Commission Midday Express, 28 February 2012

CONTAMINANTS - Food safety: EU measures adopted after Japan's nuclear incident prolonged until the end of October 2012

At a meeting of the Standing Committee on the Food Chain and Animal Health (SCoFCAH), Member States endorsed yesterday a Commission proposal for the prolongation of the existing reinforced controls on imports of food and feed from certain regions of Japan.

The controls will apply until 31 October 2012 but will be reviewed regularly. The decision also reduces the frequency of the controls as the risk is now significantly lower.

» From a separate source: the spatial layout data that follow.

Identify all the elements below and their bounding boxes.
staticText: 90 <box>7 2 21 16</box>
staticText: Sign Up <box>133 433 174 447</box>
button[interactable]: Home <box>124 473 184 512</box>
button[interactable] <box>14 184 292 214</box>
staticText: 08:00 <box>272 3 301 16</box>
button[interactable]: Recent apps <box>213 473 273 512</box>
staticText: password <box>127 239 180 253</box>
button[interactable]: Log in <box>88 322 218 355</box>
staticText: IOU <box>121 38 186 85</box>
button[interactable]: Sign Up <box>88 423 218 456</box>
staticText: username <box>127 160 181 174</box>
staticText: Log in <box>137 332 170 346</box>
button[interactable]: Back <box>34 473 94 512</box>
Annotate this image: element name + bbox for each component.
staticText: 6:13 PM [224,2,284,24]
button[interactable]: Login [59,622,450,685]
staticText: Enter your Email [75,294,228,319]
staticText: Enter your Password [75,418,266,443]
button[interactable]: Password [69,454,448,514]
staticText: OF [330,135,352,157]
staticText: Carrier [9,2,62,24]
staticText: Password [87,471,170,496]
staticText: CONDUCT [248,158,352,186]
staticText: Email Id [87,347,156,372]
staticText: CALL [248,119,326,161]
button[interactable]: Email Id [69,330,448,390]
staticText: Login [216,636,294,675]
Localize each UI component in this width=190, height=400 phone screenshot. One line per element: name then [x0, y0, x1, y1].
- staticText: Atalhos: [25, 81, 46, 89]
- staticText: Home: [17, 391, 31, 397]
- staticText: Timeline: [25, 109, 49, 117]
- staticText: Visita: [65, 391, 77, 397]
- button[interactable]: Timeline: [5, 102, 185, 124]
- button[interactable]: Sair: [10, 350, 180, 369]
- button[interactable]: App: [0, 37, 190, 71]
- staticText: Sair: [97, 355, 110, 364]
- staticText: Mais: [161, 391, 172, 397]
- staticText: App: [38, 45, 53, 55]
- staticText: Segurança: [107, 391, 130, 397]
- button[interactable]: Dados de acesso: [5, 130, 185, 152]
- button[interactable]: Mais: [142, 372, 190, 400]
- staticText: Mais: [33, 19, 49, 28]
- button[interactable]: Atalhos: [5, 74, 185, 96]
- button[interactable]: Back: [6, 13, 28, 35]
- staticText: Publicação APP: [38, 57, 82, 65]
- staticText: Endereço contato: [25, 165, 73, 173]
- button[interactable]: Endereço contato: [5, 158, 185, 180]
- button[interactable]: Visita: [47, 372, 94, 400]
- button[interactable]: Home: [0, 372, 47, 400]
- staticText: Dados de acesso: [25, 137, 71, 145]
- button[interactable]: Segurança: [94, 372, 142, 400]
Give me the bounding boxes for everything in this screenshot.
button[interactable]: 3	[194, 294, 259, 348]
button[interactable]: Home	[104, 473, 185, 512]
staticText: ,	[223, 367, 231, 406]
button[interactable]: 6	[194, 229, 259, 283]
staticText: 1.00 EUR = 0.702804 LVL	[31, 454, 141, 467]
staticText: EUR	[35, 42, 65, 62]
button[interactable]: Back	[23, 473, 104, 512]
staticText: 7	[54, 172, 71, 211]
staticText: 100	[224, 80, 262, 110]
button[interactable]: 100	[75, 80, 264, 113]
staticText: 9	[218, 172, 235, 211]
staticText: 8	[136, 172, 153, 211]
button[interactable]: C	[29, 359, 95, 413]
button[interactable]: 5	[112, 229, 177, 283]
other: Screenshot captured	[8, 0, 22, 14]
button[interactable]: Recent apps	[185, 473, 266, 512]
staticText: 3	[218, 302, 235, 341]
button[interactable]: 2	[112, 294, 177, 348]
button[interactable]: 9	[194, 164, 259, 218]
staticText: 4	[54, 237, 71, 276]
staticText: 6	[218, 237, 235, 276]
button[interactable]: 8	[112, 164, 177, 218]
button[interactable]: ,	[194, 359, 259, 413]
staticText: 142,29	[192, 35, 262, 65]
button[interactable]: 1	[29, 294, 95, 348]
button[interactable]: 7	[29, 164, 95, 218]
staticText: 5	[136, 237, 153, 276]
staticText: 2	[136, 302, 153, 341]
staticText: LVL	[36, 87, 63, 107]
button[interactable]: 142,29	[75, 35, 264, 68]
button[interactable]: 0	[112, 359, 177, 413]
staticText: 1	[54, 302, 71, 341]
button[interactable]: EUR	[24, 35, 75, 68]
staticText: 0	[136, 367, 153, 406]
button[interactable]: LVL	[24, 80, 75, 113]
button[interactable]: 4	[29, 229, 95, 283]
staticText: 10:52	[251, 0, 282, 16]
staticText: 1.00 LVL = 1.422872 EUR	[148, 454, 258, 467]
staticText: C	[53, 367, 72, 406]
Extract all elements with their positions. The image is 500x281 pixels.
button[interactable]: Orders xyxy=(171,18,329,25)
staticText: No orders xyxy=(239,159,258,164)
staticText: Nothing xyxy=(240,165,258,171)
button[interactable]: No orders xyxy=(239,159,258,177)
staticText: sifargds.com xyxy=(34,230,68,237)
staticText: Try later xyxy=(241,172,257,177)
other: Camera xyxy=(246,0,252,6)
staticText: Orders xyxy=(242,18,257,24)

The controls were originally adopted on 24 March 2011 and were different for the feed and food originating in or consigned from 11 prefectures (Fukushima, Gunma, Ibaraki, Tochigi, Miyagi, Shizuoka, Yamanashi, Saitama, Tokyo, Kanagawa and Chiba) of Japan and for products from the remaining 36 Japanese prefectures. All food and feed products coming from the 11 prefectures have had to be tested for the presence of caesium-134 and caesium-137 before leaving Japan. They also have been subject to a reinforced testing regime in the EU (i.e. physical checks, including laboratory analysis carried out on at least 10% of the consignments).

While feed and food products from the remaining 36 Japanese prefectures have had to be accompanied by a declaration stating the prefecture of origin and also tested upon arrival in the EU (at least 20 % of the consignments. The results of these checks carried by the competent authorities at import into the Union indicate that the control measures have been correctly and efficiently applied by the Japanese authorities. It is therefore appropriate to reduce the frequency of checks carried out on such consignments from 10% to 5 % and from 20 % to 10 % respectively.

The Commission underlines that for a series of reasons, food safety risks from the nuclear accident in Japan are considerably low in the EU. Nevertheless, the Commission remains vigilant and has been active in ensuring that food and feed entering the EU from Japan is safe.